Some time ago I wanted to do something with jQuery. But our customer was still using a really obsolete version: 1.1.3.1 that has been released in 2008. At that time the last stable version was 1.6 and the functionality I needed was introduced in jQuery 1.3. As I had no intention to write something that has been already written (and fixed multiple times over its existence) I asked the the leading programmer of this project if there would be a slight chance of replacing it (jQuery) with a newer version.

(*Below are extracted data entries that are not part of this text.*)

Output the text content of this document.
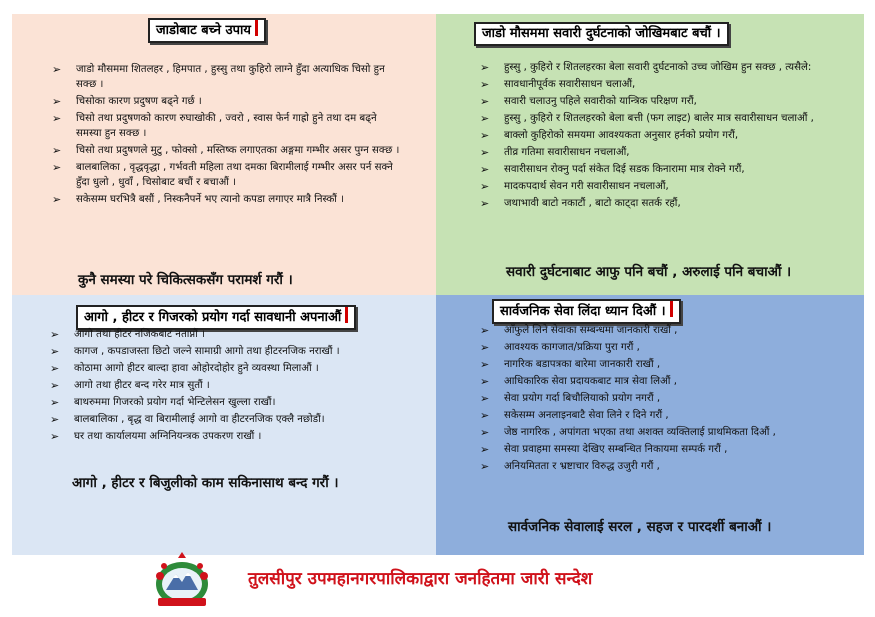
जाडोबाट बच्ने उपाय
➢ जाडो मौसममा शितलहर , हिमपात , हुस्सु तथा कुहिरो लाग्ने हुँदा अत्याधिक चिसो हुन सक्छ ।
➢ चिसोका कारण प्रदुषण बढ्ने गर्छ ।
➢ चिसो तथा प्रदुषणको कारण रुघाखोकी , ज्वरो , स्वास फेर्न गाह्रो हुने तथा दम बढ्ने समस्या हुन सक्छ ।
➢ चिसो तथा प्रदुषणले मुटु , फोक्सो , मस्तिष्क लगाएतका अङ्गमा गम्भीर असर पुग्न सक्छ ।
➢ बालबालिका , वृद्धवृद्धा , गर्भवती महिला तथा दमका बिरामीलाई गम्भीर असर पर्न सक्ने हुँदा धुलो , धुवाँ , चिसोबाट बचौं र बचाऔं ।
➢ सकेसम्म घरभित्रै बसौं , निस्कनैपर्ने भए त्यानो कपडा लगाएर मात्रै निस्कौं ।
कुनै समस्या परे चिकित्सकसँग परामर्श गरौं ।
जाडो मौसममा सवारी दुर्घटनाको जोखिमबाट बचौं ।
➢ हुस्सु , कुहिरो र शितलहरका बेला सवारी दुर्घटनाको उच्च जोखिम हुन सक्छ , त्यसैले:
➢ सावधानीपूर्वक सवारीसाधन चलाऔं,
➢ सवारी चलाउनु पहिले सवारीको यान्त्रिक परिक्षण गरौं,
➢ हुस्सु , कुहिरो र शितलहरको बेला बत्ती (फग लाइट) बालेर मात्र सवारीसाधन चलाऔं ,
➢ बाक्लो कुहिरोको समयमा आवश्यकता अनुसार हर्नको प्रयोग गरौं,
➢ तीव्र गतिमा सवारीसाधन नचलाऔं,
➢ सवारीसाधन रोक्नु पर्दा संकेत दिई सडक किनारामा मात्र रोक्ने गरौं,
➢ मादकपदार्थ सेवन गरी सवारीसाधन नचलाऔं,
➢ जथाभावी बाटो नकाटौं , बाटो काट्दा सतर्क रहौं,
सवारी दुर्घटनाबाट आफु पनि बचौं , अरुलाई पनि बचाऔं ।
आगो , हीटर र गिजरको प्रयोग गर्दा सावधानी अपनाऔं
➢ आगो तथा हीटर नजिकबाट नताप्नौं ।
➢ कागज , कपडाजस्ता छिटो जल्ने सामाग्री आगो तथा हीटरनजिक नराखौं ।
➢ कोठामा आगो हीटर बाल्दा हावा ओहोरदोहोर हुने व्यवस्था मिलाऔं ।
➢ आगो तथा हीटर बन्द गरेर मात्र सुतौं ।
➢ बाथरुममा गिजरको प्रयोग गर्दा भेन्टिलेसन खुल्ला राखौं।
➢ बालबालिका , बृद्ध वा बिरामीलाई आगो वा हीटरनजिक एक्लै नछोडौं।
➢ घर तथा कार्यालयमा अग्निनियन्त्रक उपकरण राखौं ।
आगो , हीटर र बिजुलीको काम सकिनासाथ बन्द गरौं ।
सार्वजनिक सेवा लिंदा ध्यान दिऔं ।
➢ आँफुले लिने सेवाका सम्बन्धमा जानकारी राखौं ,
➢ आवश्यक कागजात/प्रक्रिया पुरा गरौं ,
➢ नागरिक बडापत्रका बारेमा जानकारी राखौं ,
➢ आधिकारिक सेवा प्रदायकबाट मात्र सेवा लिऔं ,
➢ सेवा प्रयोग गर्दा बिचौलियाको प्रयोग नगरौं ,
➢ सकेसम्म अनलाइनबाटै सेवा लिने र दिने गरौं ,
➢ जेष्ठ नागरिक , अपांगता भएका तथा अशक्त व्यक्तिलाई प्राथमिकता दिऔं ,
➢ सेवा प्रवाहमा समस्या देखिए सम्बन्धित निकायमा सम्पर्क गरौं ,
➢ अनियमितता र भ्रष्टाचार विरुद्ध उजुरी गरौं ,
सार्वजनिक सेवालाई सरल , सहज र पारदर्शी बनाऔं ।
तुलसीपुर उपमहानगरपालिकाद्वारा जनहितमा जारी सन्देश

The answer was simple: "NO". As strange it may sound I kind of undestood him and it wasn't a suprise for me. It was just a sad realization of the truth. To change the jQuery library I needed to upload it into the core module, that has then been referenced by 9 other big modules (that depended on him). And as NONE of these 9 modules had automated tests of their behavior, no one would know if this change would introduce some bugs or not (they already had workaround and fixes for the old jQuery version and god knows how it would interact with the latest version). So if you look at it: my small task/requirement could have killed all 9 modules that have been nicely working for at least 3 years (and it would require regression tests for EVERYTHING which was extremely costly).
The irony was that the lack of useful tests might forced me into introducing some custom code that was not mature enough (from performance and memory consumption view) and probably buggy (even with some testing) instead of just using some standard code that has been proven with time and repaired/maintained constantly.
The lesson learned from this is: test your code as without it your code might become so big that the task of testing will take a whole year for you (because you need to learn all the business logic behind it to see that this strange behavior is the correct one). As without tests : you might be unable to upgrade your existing libraries and will be forced to create custom workarounds for something that has been already done by somebody else. And in comparison to your code the existing one might be more performant, mature AND under active maintenance.